Minority analysts get less time to probe management than white peers

Financial analysts from minority racial groups enjoy less access to corporate management than their white peers, according to a new study that analyses transcripts from tens of thousands of company conference calls. 

The study found that minority analysts in the US are 5 per cent less likely to be given time to ask questions on company calls than their white peers, and 20 per cent less likely to be given time for a follow-up question, a pattern that was consistent across the 2002-2017 study period.

The opportunity to ask questions in conference calls is not in itself particularly important to the careers of sellside analysts, who work for banks and brokers, the authors argue, but it may be a good proxy for more important forms of discrimination. 
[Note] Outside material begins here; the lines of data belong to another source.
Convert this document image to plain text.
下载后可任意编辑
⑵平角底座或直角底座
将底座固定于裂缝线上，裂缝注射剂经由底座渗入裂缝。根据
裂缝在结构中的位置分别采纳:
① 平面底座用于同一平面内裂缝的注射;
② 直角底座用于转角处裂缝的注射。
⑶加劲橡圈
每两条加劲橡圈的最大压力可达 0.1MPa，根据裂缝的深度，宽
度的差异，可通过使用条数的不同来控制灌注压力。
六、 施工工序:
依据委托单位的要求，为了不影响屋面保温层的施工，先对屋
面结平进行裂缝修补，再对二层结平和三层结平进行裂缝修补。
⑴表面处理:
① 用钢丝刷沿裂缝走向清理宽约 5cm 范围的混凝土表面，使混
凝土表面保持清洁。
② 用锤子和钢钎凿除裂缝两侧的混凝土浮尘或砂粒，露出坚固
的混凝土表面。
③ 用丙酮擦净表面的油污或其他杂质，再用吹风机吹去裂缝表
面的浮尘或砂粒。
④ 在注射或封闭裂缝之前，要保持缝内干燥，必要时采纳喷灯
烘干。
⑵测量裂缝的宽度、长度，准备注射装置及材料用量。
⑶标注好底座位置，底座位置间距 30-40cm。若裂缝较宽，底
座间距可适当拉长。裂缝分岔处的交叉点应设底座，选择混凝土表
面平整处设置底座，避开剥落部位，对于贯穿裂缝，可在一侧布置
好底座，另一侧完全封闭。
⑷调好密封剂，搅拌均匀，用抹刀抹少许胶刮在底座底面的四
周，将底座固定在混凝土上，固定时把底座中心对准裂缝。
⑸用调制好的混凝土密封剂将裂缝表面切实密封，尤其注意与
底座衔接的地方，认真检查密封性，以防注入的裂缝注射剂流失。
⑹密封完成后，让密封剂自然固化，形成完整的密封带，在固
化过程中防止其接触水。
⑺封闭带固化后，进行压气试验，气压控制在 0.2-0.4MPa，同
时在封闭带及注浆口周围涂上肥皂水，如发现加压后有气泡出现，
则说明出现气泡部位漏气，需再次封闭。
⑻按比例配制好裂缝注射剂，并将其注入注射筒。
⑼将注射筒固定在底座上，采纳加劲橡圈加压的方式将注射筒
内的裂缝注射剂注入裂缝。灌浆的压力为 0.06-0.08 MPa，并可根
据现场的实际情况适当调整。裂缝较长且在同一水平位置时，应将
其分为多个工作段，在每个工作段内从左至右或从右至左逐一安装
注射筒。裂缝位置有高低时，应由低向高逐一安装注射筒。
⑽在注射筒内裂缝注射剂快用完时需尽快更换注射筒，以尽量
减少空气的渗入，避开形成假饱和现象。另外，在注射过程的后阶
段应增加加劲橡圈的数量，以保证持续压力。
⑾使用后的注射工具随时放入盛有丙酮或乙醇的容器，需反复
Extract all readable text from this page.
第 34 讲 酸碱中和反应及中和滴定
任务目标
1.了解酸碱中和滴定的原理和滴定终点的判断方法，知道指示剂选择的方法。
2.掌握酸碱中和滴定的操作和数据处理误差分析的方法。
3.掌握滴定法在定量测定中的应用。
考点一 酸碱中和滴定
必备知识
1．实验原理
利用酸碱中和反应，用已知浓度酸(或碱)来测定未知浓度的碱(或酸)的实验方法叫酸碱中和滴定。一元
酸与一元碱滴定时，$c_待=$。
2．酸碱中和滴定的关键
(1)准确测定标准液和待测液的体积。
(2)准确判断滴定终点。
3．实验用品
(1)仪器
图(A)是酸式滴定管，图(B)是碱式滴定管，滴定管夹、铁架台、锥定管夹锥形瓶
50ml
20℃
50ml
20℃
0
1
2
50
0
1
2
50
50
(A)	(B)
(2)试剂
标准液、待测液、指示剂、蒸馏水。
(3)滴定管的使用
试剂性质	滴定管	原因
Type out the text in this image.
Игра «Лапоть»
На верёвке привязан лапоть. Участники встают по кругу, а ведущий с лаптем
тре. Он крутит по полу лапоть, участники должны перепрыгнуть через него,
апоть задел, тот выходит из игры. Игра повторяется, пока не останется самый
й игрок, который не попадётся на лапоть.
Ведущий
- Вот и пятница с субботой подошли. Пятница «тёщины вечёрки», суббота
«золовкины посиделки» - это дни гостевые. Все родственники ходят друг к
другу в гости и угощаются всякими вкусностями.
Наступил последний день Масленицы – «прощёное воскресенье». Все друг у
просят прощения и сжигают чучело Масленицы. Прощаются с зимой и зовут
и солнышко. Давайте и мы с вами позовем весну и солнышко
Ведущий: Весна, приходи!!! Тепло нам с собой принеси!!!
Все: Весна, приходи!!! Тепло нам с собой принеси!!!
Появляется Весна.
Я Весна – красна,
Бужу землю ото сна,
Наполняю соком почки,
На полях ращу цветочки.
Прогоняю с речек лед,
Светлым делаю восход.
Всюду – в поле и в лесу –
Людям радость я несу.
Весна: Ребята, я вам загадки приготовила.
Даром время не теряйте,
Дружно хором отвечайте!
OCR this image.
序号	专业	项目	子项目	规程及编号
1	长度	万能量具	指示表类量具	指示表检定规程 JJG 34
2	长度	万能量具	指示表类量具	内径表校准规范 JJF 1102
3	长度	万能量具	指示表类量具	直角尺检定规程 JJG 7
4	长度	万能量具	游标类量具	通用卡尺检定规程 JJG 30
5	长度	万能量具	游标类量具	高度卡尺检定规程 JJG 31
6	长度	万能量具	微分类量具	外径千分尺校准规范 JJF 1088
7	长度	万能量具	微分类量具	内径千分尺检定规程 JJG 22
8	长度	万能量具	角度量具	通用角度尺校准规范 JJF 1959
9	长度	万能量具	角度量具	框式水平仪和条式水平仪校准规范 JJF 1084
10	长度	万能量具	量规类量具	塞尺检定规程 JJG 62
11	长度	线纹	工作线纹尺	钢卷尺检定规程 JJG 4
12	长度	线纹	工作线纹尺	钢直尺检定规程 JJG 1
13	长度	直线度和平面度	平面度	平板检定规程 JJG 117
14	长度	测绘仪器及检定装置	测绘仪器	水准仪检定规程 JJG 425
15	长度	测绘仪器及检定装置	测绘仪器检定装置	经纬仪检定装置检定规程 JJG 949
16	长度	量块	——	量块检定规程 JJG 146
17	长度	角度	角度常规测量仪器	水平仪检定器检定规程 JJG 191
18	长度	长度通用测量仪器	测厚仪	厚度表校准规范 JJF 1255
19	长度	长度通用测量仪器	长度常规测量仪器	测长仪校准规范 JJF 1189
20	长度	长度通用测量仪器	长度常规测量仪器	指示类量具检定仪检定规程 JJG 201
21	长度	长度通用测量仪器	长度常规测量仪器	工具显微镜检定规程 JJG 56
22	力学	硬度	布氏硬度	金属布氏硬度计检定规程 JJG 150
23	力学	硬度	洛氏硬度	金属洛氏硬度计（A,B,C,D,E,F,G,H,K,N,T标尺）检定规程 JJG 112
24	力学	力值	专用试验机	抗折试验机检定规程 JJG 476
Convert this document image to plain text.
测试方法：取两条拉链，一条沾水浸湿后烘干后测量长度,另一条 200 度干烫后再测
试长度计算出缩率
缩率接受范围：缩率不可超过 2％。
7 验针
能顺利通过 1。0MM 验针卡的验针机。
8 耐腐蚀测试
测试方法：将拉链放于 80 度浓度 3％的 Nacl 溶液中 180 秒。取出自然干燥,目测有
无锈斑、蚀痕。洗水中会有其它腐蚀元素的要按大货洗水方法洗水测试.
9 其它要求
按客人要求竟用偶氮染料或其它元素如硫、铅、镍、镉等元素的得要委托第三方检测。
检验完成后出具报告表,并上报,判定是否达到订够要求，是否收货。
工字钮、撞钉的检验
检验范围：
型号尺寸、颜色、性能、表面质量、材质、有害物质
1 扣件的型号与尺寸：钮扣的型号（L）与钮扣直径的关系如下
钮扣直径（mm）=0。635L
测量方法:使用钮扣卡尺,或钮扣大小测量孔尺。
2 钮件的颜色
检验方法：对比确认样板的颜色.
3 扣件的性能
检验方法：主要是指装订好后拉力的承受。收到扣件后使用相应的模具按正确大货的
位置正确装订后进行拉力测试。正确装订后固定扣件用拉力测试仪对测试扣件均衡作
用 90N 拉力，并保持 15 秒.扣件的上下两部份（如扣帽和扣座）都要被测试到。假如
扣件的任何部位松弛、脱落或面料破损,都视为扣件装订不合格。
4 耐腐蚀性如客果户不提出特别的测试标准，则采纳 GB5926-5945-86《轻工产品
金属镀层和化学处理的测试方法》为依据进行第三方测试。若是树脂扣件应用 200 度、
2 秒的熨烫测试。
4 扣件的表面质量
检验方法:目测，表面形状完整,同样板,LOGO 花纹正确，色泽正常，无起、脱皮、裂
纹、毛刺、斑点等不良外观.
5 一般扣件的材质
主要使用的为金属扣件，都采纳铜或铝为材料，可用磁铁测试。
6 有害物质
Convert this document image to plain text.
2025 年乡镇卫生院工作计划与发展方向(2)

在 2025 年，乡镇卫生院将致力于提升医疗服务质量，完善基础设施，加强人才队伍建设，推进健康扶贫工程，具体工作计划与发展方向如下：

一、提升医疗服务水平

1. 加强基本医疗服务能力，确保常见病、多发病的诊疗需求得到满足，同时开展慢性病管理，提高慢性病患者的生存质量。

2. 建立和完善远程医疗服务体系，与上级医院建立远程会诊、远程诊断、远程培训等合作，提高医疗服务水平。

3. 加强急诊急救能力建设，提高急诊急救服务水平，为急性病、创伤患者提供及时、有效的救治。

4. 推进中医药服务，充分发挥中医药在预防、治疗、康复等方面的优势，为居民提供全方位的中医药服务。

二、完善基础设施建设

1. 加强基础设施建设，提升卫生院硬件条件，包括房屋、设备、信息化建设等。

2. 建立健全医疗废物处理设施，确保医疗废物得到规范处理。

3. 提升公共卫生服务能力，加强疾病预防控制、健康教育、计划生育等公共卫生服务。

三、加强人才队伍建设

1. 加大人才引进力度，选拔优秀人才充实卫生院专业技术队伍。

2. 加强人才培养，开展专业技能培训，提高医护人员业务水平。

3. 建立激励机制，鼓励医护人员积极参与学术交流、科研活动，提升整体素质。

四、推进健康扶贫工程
Nate Sharp, one of the authors and a professor of business at Texas A&M University, said that securing private conversations with management teams, for themselves and for clients, is the most highly valued skill for sellside analysts. “If minority analysts are discriminated against in such a public setting, we argue that is probably the floor for discrimination in more private settings,” he said. 

Executives at large public companies in the US remain overwhelmingly white. 

The study, entitled “A Level Playing Field?” was co-authored by Mr Sharp and three other scholars at Texas A&M and Brigham Young University. It looked at interactions of some 7,500 analysts with executives on some 95,000 calls. 

To ensure that the racial differences in which analysts were chosen to speak were not a byproduct of minority representation at the big “bulge bracket” Wall Street firms, the results were controlled for firm size. The authors also found that the average sizes of the firms where minority and white analysts worked were only slightly different.

The proportion of minority analysts grew dramatically over the study period, from 11 per cent to 21 per cent of the total, but that is still lower than the US population, which is over one-third ethnic minorities. The greater numbers over the period had no effect on interaction with management during calls. 

Minority analysts who have been voted on to Institutional Investor’s prestigious “all-star” analyst list by their clients have the same odds of being allotted time for a question on calls as white analysts, the study found.

But such analysts still have the same, lower odds of being permitted a follow-up question, and the probability of being voted an all-star is 32 per cent lower for minorities than white analysts.